Wrist Joints: The wrists have even more joints that glide. Carpal bones are found in two layers on the wrist. Trapezoid, trapezium, hamate, and capitate are the first layer of carpal bones closest to the fingers. The lunate, triquetrum, pisiform, and scaphoid bones make up the second layer of carpal bones, closest to the bones in the forearm. Each of these bones has several gliding joints that allow the wrist to make complex joint movements.
Zygapophyseal Joints: The zygapophyseal joints are the gliding joints that are located between the articular processes of the spine. They enable the spine to move and remain stable.
There are three types of motion possible at a gliding joint: linear motion, for instance smooth sliding of bone past bone (this is why the joints seem to glide), angular movement, such as bending and stretching, and circular movement. Gliding joints are formed by the ends of bone joining. This enables them to slide, bend, and twist.
Role In Human Health
In relation to human health, gliding joints (as well as the other types of synovial joints) allow the skeleton to move freely and provide flexibility.
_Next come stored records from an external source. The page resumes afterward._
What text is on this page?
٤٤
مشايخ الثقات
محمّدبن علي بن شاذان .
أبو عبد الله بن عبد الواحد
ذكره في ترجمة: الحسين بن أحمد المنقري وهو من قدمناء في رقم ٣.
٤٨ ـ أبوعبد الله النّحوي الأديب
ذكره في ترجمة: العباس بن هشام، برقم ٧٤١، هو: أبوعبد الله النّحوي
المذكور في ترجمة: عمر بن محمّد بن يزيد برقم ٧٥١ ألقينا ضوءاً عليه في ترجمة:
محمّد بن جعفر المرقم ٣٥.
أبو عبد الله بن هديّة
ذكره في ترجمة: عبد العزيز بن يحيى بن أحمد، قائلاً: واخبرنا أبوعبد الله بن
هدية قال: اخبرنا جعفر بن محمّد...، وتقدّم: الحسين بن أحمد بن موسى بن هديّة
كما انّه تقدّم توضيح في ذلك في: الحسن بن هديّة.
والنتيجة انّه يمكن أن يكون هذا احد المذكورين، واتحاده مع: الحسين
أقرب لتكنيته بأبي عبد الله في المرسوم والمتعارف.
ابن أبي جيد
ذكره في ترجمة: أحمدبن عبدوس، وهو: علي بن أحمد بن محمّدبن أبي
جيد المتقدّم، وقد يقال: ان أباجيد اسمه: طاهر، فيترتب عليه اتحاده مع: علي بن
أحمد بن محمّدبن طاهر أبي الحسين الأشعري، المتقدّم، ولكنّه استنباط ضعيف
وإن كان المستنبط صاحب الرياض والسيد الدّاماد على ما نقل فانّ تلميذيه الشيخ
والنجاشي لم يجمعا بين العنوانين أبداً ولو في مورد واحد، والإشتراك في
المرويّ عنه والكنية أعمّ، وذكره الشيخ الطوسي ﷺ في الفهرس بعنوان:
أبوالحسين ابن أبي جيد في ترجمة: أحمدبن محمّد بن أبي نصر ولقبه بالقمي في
Common Diseases And Disorders
The gliding joints (and the other joints) can be affected by such conditions as the following:
- Ankylosis: Fusing of bones across a joint. Arthritis often causes this problem.
- Ankylosing spondylitis: The progressive form of inflammatory arthritis that leads to ankylosis is known as ankylosing spondylitis. Most often, it affects males in their teens.
- Capsulitis: Inflammation of the membrane capsule that produces and encloses the synovial fluid.
- Dislocation: The displacing of a bone from its normal position, causing tendons to stretch and strain.
- Neoplasms: Abnormal growths (neoplasms) involving the gliding joints are rare. Usually, such growths are benign (noncancerous) growths of cartilage or tendons at the joints of the wrists. Sarcoma of the synovial membrane capsule resembles a cancerous (malignant) growth of cells that are found there. Young adults have large joints in which it is found on the surface of bone contacts.
- Rheumatoid arthritis: A common form of chronic inflammation of the joints. Joints become swollen, stiff, the temperature is elevated, and there is redness. Joint disease is caused by the destruction of bone, cartilage, and ligaments.